Here we provide some of the models on the dataset. The accuracy is tested using both efficient setting (center crop * 1clip) and accuate setting ([full resolution](https://github.com/facebookresearch/video-nonlocal-net) * 2clip)
##### Something-Something-V1
| model | n-frame | acc (center crop * 1clip) | acc (full res * 2clip) | checkpoint | test log |
| ------------- | ------- | ------------------------- | ---------------------- | ------------------------------------------------------------ | ------------------------------------------------------------ |
| TSM ResNet50 | 8 | 45.6 | 47.2 | [link](https://hanlab18.mit.edu/projects/tsm/models/TSM_something_RGB_resnet50_shift8_blockres_avg_segment8_e45.pth) | [link1](https://hanlab18.mit.edu/projects/tsm/models/log/testlog_1clip_TSM_something_RGB_resnet50_shift8_blockres_avg_segment8_e45.log) [link2](https://hanlab18.mit.edu/projects/tsm/models/log/testlog_2clip_TSM_something_RGB_resnet50_shift8_blockres_avg_segment8_e45.log) |
| TSM ResNet50 | 16 | 47.2 | 48.4 | [link](https://hanlab18.mit.edu/projects/tsm/models/TSM_something_RGB_resnet50_shift8_blockres_avg_segment16_e45.pth) | [link1](https://hanlab18.mit.edu/projects/tsm/models/log/testlog_1clip_TSM_something_RGB_resnet50_shift8_blockres_avg_segment16_e45.log) [link2](https://hanlab18.mit.edu/projects/tsm/models/log/testlog_2clip_TSM_something_RGB_resnet50_shift8_blockres_avg_segment16_e45.log) |
| TSM ResNet101 | 8 | 46.9 | 48.7 | [link](https://hanlab18.mit.edu/projects/tsm/models/TSM_something_RGB_resnet101_shift8_blockres_avg_segment8_e45.pth) | [link1](https://hanlab18.mit.edu/projects/tsm/models/log/testlog_1clip_TSM_something_RGB_resnet101_shift8_blockres_avg_segment8_e45.log) [link2](https://hanlab18.mit.edu/projects/tsm/models/log/testlog_2clip_TSM_something_RGB_resnet101_shift8_blockres_avg_segment8_e45.log) |
#### Something-Something-V2
On V2 dataset, the accuracy is reported under the accurate setting (full resolution * 2clip).

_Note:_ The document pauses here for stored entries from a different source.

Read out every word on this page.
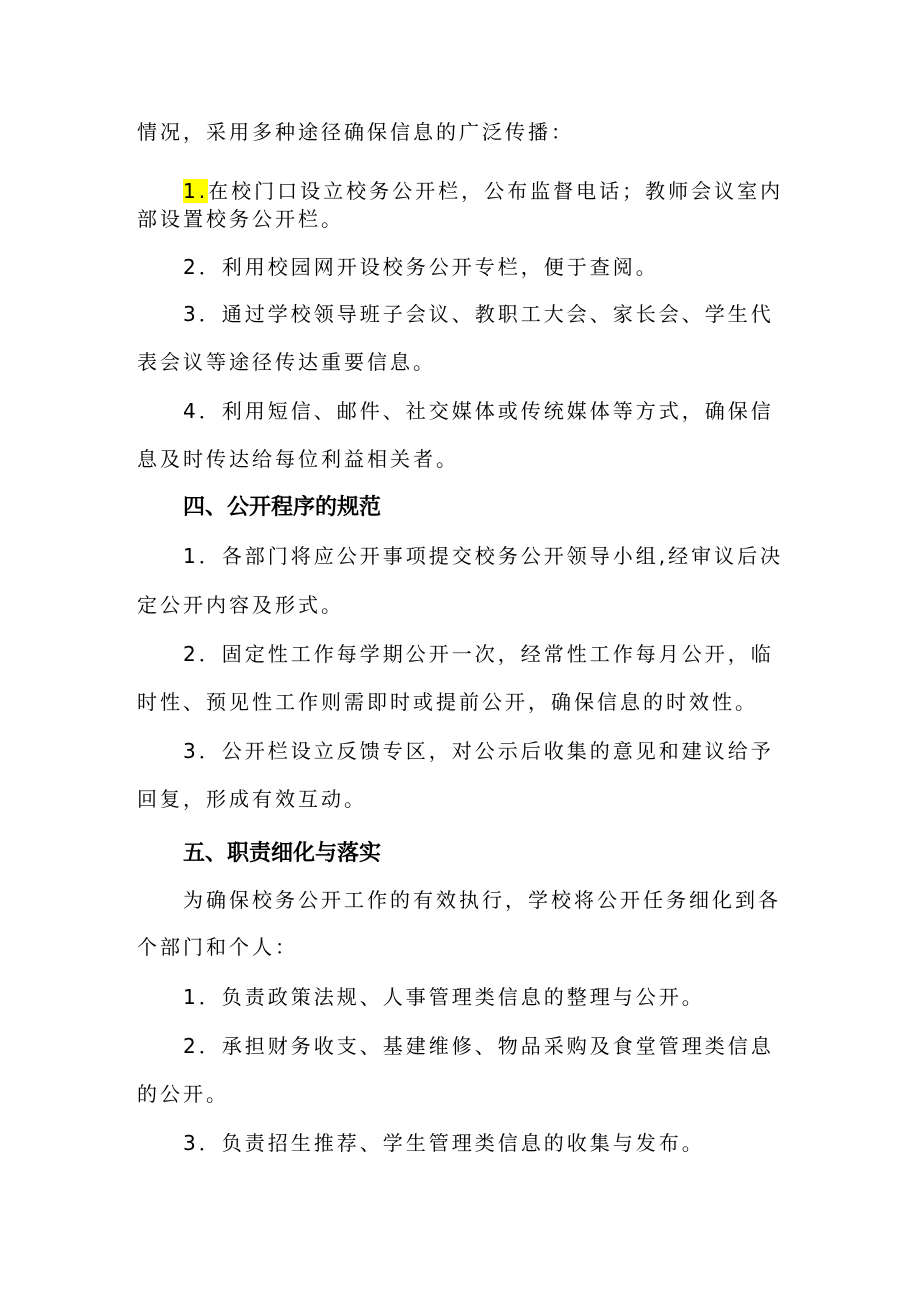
情况，采用多种途径确保信息的广泛传播：
1.在校门口设立校务公开栏，公布监督电话；教师会议室内
部设置校务公开栏。
2．利用校园网开设校务公开专栏，便于查阅。
3．通过学校领导班子会议、教职工大会、家长会、学生代
表会议等途径传达重要信息。
4．利用短信、邮件、社交媒体或传统媒体等方式，确保信
息及时传达给每位利益相关者。
四、公开程序的规范
1．各部门将应公开事项提交校务公开领导小组,经审议后决
定公开内容及形式。
2．固定性工作每学期公开一次，经常性工作每月公开，临
时性、预见性工作则需即时或提前公开，确保信息的时效性。
3．公开栏设立反馈专区，对公示后收集的意见和建议给予
回复，形成有效互动。
五、职责细化与落实
为确保校务公开工作的有效执行，学校将公开任务细化到各
个部门和个人：
1．负责政策法规、人事管理类信息的整理与公开。
2．承担财务收支、基建维修、物品采购及食堂管理类信息
的公开。
3．负责招生推荐、学生管理类信息的收集与发布。
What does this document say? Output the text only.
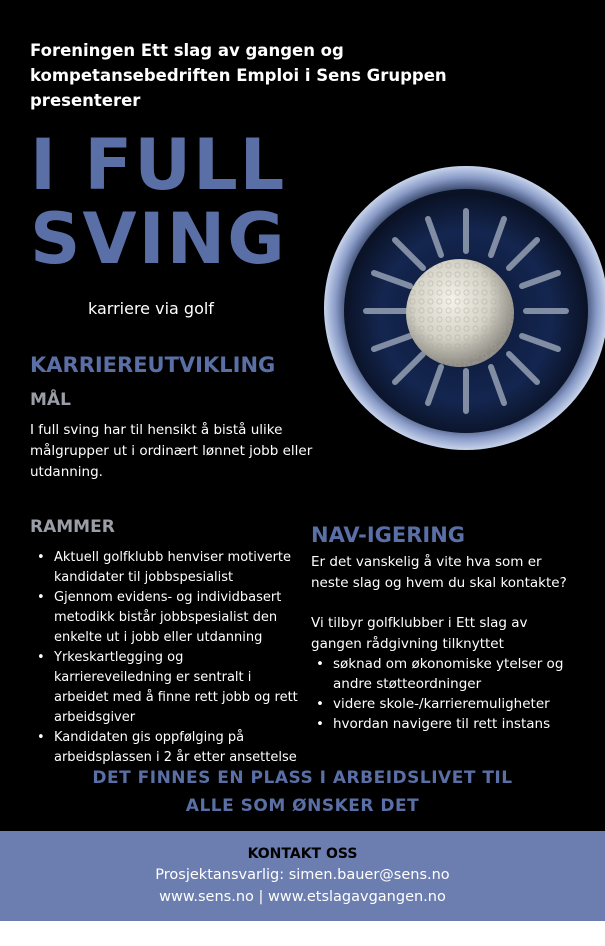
Foreningen Ett slag av gangen og
kompetansebedriften Emploi i Sens Gruppen
presenterer
I FULL
SVING
karriere via golf
KARRIEREUTVIKLING
MÅL
I full sving har til hensikt å bistå ulike
målgrupper ut i ordinært lønnet jobb eller
utdanning.
RAMMER
• Aktuell golfklubb henviser motiverte kandidater til jobbspesialist
• Gjennom evidens- og individbasert metodikk bistår jobbspesialist den enkelte ut i jobb eller utdanning
• Yrkeskartlegging og karriereveiledning er sentralt i arbeidet med å finne rett jobb og rett arbeidsgiver
• Kandidaten gis oppfølging på arbeidsplassen i 2 år etter ansettelse
NAV-IGERING
Er det vanskelig å vite hva som er neste slag og hvem du skal kontakte?
Vi tilbyr golfklubber i Ett slag av gangen rådgivning tilknyttet
• søknad om økonomiske ytelser og andre støtteordninger
• videre skole-/karrieremuligheter
• hvordan navigere til rett instans
DET FINNES EN PLASS I ARBEIDSLIVET TIL
ALLE SOM ØNSKER DET
KONTAKT OSS
Prosjektansvarlig: simen.bauer@sens.no
www.sens.no | www.etslagavgangen.no
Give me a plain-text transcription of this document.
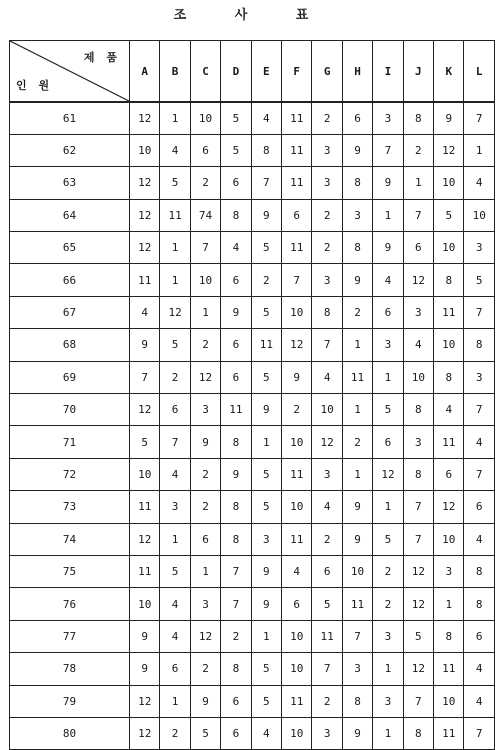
조 사 표
제 품
인 원	A	B	C	D	E	F	G	H	I	J	K	L
61	12	1	10	5	4	11	2	6	3	8	9	7
62	10	4	6	5	8	11	3	9	7	2	12	1
63	12	5	2	6	7	11	3	8	9	1	10	4
64	12	11	74	8	9	6	2	3	1	7	5	10
65	12	1	7	4	5	11	2	8	9	6	10	3
66	11	1	10	6	2	7	3	9	4	12	8	5
67	4	12	1	9	5	10	8	2	6	3	11	7
68	9	5	2	6	11	12	7	1	3	4	10	8
69	7	2	12	6	5	9	4	11	1	10	8	3
70	12	6	3	11	9	2	10	1	5	8	4	7
71	5	7	9	8	1	10	12	2	6	3	11	4
72	10	4	2	9	5	11	3	1	12	8	6	7
73	11	3	2	8	5	10	4	9	1	7	12	6
74	12	1	6	8	3	11	2	9	5	7	10	4
75	11	5	1	7	9	4	6	10	2	12	3	8
76	10	4	3	7	9	6	5	11	2	12	1	8
77	9	4	12	2	1	10	11	7	3	5	8	6
78	9	6	2	8	5	10	7	3	1	12	11	4
79	12	1	9	6	5	11	2	8	3	7	10	4
80	12	2	5	6	4	10	3	9	1	8	11	7
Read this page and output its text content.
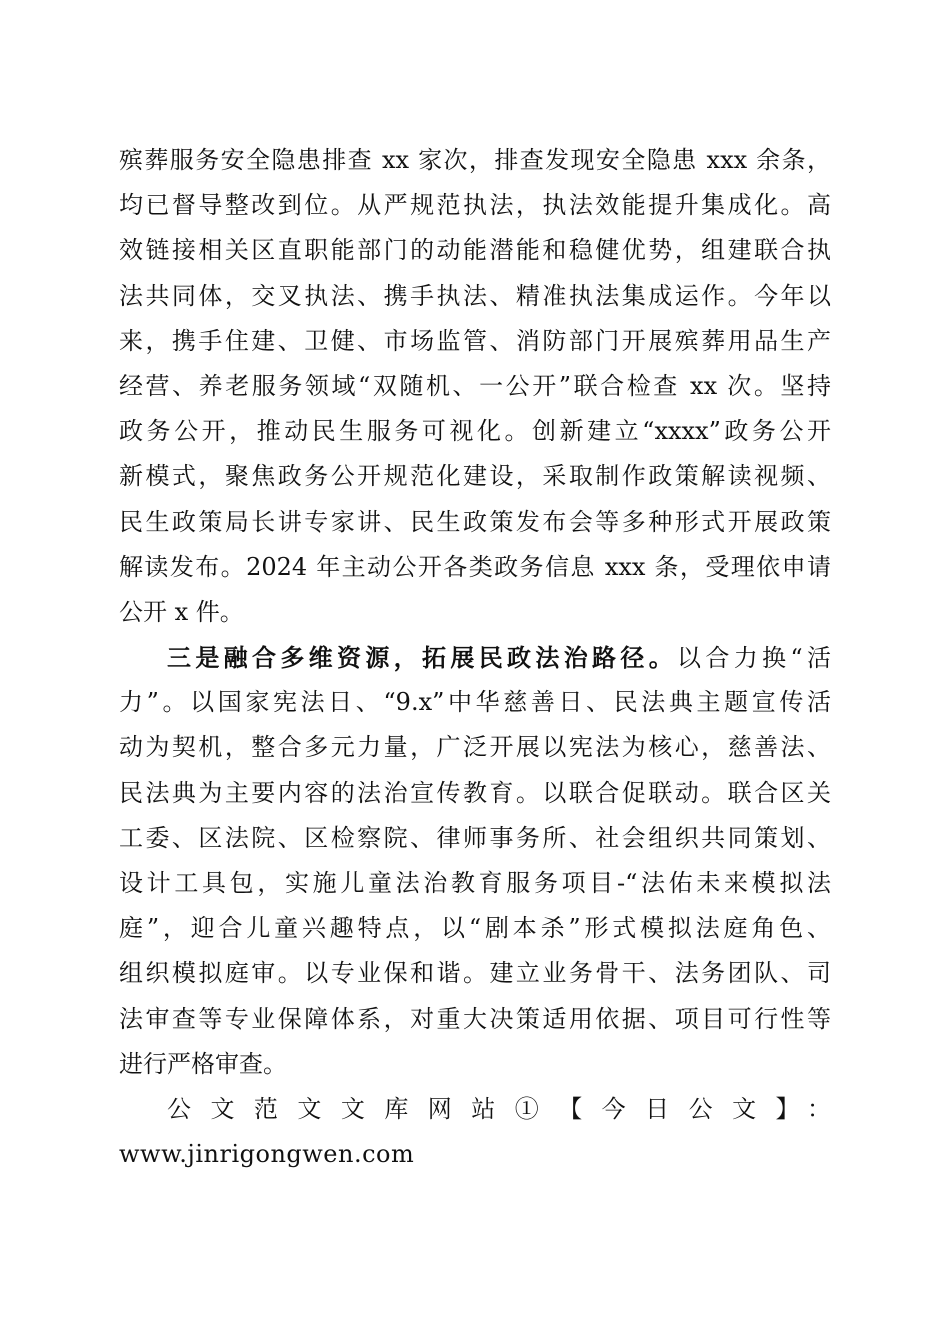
殡葬服务安全隐患排查 xx 家次，排查发现安全隐患 xxx 余条，
均已督导整改到位。从严规范执法，执法效能提升集成化。高
效链接相关区直职能部门的动能潜能和稳健优势，组建联合执
法共同体，交叉执法、携手执法、精准执法集成运作。今年以
来，携手住建、卫健、市场监管、消防部门开展殡葬用品生产
经营、养老服务领域“双随机、一公开”联合检查 xx 次。坚持
政务公开，推动民生服务可视化。创新建立“xxxx”政务公开
新模式，聚焦政务公开规范化建设，采取制作政策解读视频、
民生政策局长讲专家讲、民生政策发布会等多种形式开展政策
解读发布。2024 年主动公开各类政务信息 xxx 条，受理依申请
公开 x 件。
三是融合多维资源，拓展民政法治路径。以合力换“活
力”。以国家宪法日、“9.x”中华慈善日、民法典主题宣传活
动为契机，整合多元力量，广泛开展以宪法为核心，慈善法、
民法典为主要内容的法治宣传教育。以联合促联动。联合区关
工委、区法院、区检察院、律师事务所、社会组织共同策划、
设计工具包，实施儿童法治教育服务项目-“法佑未来模拟法
庭”，迎合儿童兴趣特点，以“剧本杀”形式模拟法庭角色、
组织模拟庭审。以专业保和谐。建立业务骨干、法务团队、司
法审查等专业保障体系，对重大决策适用依据、项目可行性等
进行严格审查。
公文范文文库网站①【今日公文】：
www.jinrigongwen.com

| model | n-frame | accuracy | checkpoint | test log |
| ------------- | --------- | -------- | ------------------------------------------------------------ | ------------------------------------------------------------ |
| TSM ResNet50 | 8 * 2clip | 61.2 | [link](https://hanlab18.mit.edu/projects/tsm/models/TSM_somethingv2_RGB_resnet50_shift8_blockres_avg_segment8_e45.pth) | [link](https://hanlab18.mit.edu/projects/tsm/models/log/testlog_2clip_TSM_somethingv2_RGB_resnet50_shift8_blockres_avg_segment8_e45.log) |
| TSM ResNet50 | 16 * 2lip | 63.1 | [link](https://hanlab18.mit.edu/projects/tsm/models/TSM_somethingv2_RGB_resnet50_shift8_blockres_avg_segment16_e45.pth) | [link](https://hanlab18.mit.edu/projects/tsm/models/log/testlog_2clip_TSM_somethingv2_RGB_resnet50_shift8_blockres_avg_segment16_e45.log) |
| TSM ResNet101 | 8 * 2clip | 63.3 | [link](https://hanlab18.mit.edu/projects/tsm/models/TSM_somethingv2_RGB_resnet101_shift8_blockres_avg_segment8_e45.pth) | [link](https://hanlab18.mit.edu/projects/tsm/models/log/testlog_2clip_TSM_somethingv2_RGB_resnet101_shift8_blockres_avg_segment8_e45.log) |
## Testing
For example, to test the downloaded pretrained models on Kinetics, you can run `scripts/test_tsm_kinetics_rgb_8f.sh`. The scripts will test both TSN and TSM on 8-frame setting by running:
```bash
# test TSN
python test_models.py kinetics \
--weights=pretrained/TSM_kinetics_RGB_resnet50_avg_segment5_e50.pth \
--test_segments=8 --test_crops=1 \
--batch_size=64
# test TSM
python test_models.py kinetics \
--weights=pretrained/TSM_kinetics_RGB_resnet50_shift8_blockres_avg_segment8_e50.pth \
--test_segments=8 --test_crops=1 \
--batch_size=64
```
Change to `--test_crops=10` for 10-crop evaluation. With the above scripts, you should get around 68.8% and 71.2% results respectively.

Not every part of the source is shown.